I nodded. Meredith continued. “I loved him instantly. I loved him the minute I laid eyes on him. He was so different from
the boys I’d met at boarding school or university. He was a grown-up—a man. Weathered, assertive, unafraid. From that very
first night, I had this feeling he’d set the whole world on fire for me. We went on one date—simple: pizza and a walk on the
beach, and that was all it took. I couldn’t get enough of him. My parents were in Europe, and we sent the staff away. We took
over the carriage house and cooked and talked and swam and laughed. It was the easiest thing I’d ever done, loving him. I
was born to do it. It was second nature to me.”

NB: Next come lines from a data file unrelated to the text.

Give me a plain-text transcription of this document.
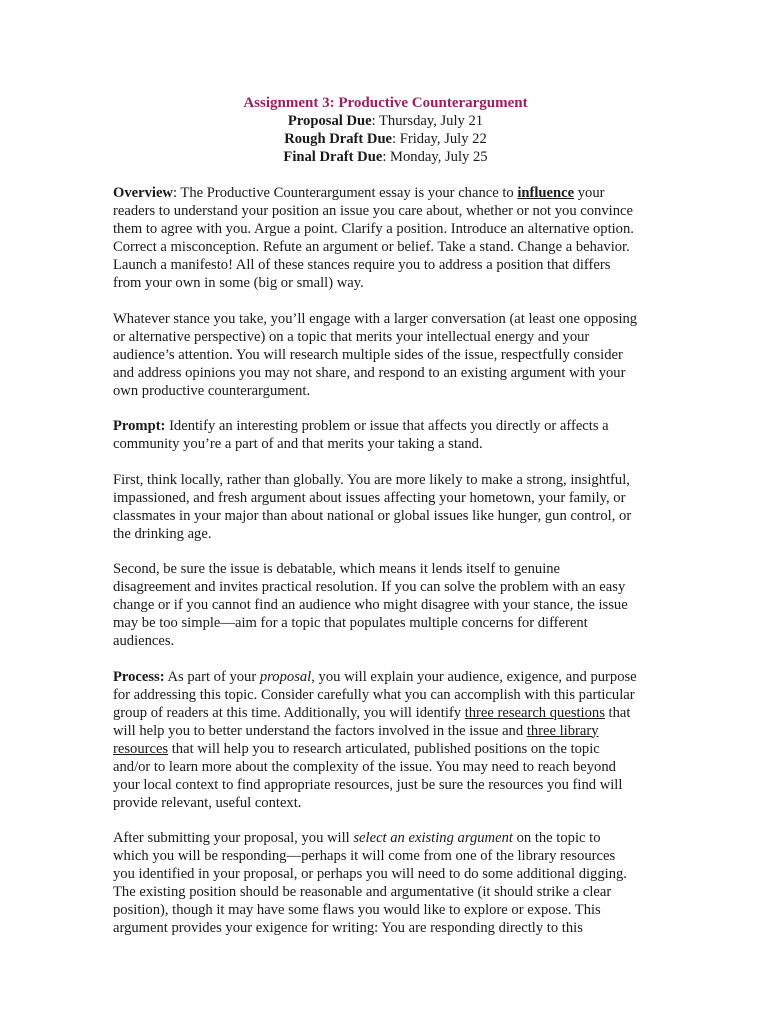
Assignment 3: Productive Counterargument
Proposal Due: Thursday, July 21
Rough Draft Due: Friday, July 22
Final Draft Due: Monday, July 25

Overview: The Productive Counterargument essay is your chance to influence your
readers to understand your position an issue you care about, whether or not you convince
them to agree with you. Argue a point. Clarify a position. Introduce an alternative option.
Correct a misconception. Refute an argument or belief. Take a stand. Change a behavior.
Launch a manifesto! All of these stances require you to address a position that differs
from your own in some (big or small) way.

Whatever stance you take, you’ll engage with a larger conversation (at least one opposing
or alternative perspective) on a topic that merits your intellectual energy and your
audience’s attention. You will research multiple sides of the issue, respectfully consider
and address opinions you may not share, and respond to an existing argument with your
own productive counterargument.

Prompt: Identify an interesting problem or issue that affects you directly or affects a
community you’re a part of and that merits your taking a stand.

First, think locally, rather than globally. You are more likely to make a strong, insightful,
impassioned, and fresh argument about issues affecting your hometown, your family, or
classmates in your major than about national or global issues like hunger, gun control, or
the drinking age.

Second, be sure the issue is debatable, which means it lends itself to genuine
disagreement and invites practical resolution. If you can solve the problem with an easy
change or if you cannot find an audience who might disagree with your stance, the issue
may be too simple—aim for a topic that populates multiple concerns for different
audiences.

Process: As part of your proposal, you will explain your audience, exigence, and purpose
for addressing this topic. Consider carefully what you can accomplish with this particular
group of readers at this time. Additionally, you will identify three research questions that
will help you to better understand the factors involved in the issue and three library
resources that will help you to research articulated, published positions on the topic
and/or to learn more about the complexity of the issue. You may need to reach beyond
your local context to find appropriate resources, just be sure the resources you find will
provide relevant, useful context.

After submitting your proposal, you will select an existing argument on the topic to
which you will be responding—perhaps it will come from one of the library resources
you identified in your proposal, or perhaps you will need to do some additional digging.
The existing position should be reasonable and argumentative (it should strike a clear
position), though it may have some flaws you would like to explore or expose. This
argument provides your exigence for writing: You are responding directly to this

On the shore, somehow, was Meredith’s silhouette. A projection, almost. Her story, playing out like a movie scene, nearly
how it had that night I caught sight of her crying on the beach. But this time, there was no scouring of the sea. This time,
there was another shadow beside her, and she was happy. She was young. She was free.
“What changed?” I asked. The words practically fell out of me. But I had to understand what shattered her. What made her do what Katie had told me she’d done over two decades ago: send her husband and daughter away. “What went wrong? Why’d you get divorced?”
She let out a chuckle. “Oh, Tyler, no. I had the kind of love you’d write a thousand books about. But not with Alan. Not with
the man I married.”
My stomach flipped. That vision on the sand rewound. It became a smudge—a blur. A question mark. I tried to connect the dots
but couldn’t. “Why . . . why wouldn’t you marry the person you loved?”
“I was a fool,” she said. “It was as simple as that. The summer ended, and I was moving to Iowa City, and I was a fool. I
thought I’d have a dozen more loves in my lifetime. That I’d find someone who was more like my father. Someone who was from
my world. And I suppose there was this part of me—the budding romance novelist in me—who believed we’d get a second chance
at our story. That if he were truly my soulmate, he’d come back to me.”
“But he didn’t?”
She was still sifting sand. Her fingers, an hourglass. “Time is cruel, Tyler. You must know that by now. When we shut the
door on love, we do not stop accumulating life. People wait for each other, yes, but not in the way you’d think. Not totally,
not completely. We move, we change, we settle. We get married, we start families, we take out mortgages.”
“You—You have a mortgage?”
“Oh, of course not, no. I meant that broadly.”
I laughed at that. She did too. And then she wrapped her arms around her knees and turned to me. Moonlight glimmered off her tears, and in that moment, it was the most human she’d ever seemed. The most real she’d ever be.
“Do not,” she said, “let Katie get away.”
“Oh, I . . .”
“I promise you, Tyler, there is nothing on this earth for you but love. You think you want success. You think you want to
change people with your words—make those lists, cash your checks, leave your mark.”
“It’s—”
“Without love, it is worthless. This house—the art, the money, unspeakable fame. It is all completely and utterly worthless.
It cannot hold you. It cannot whisper your name.”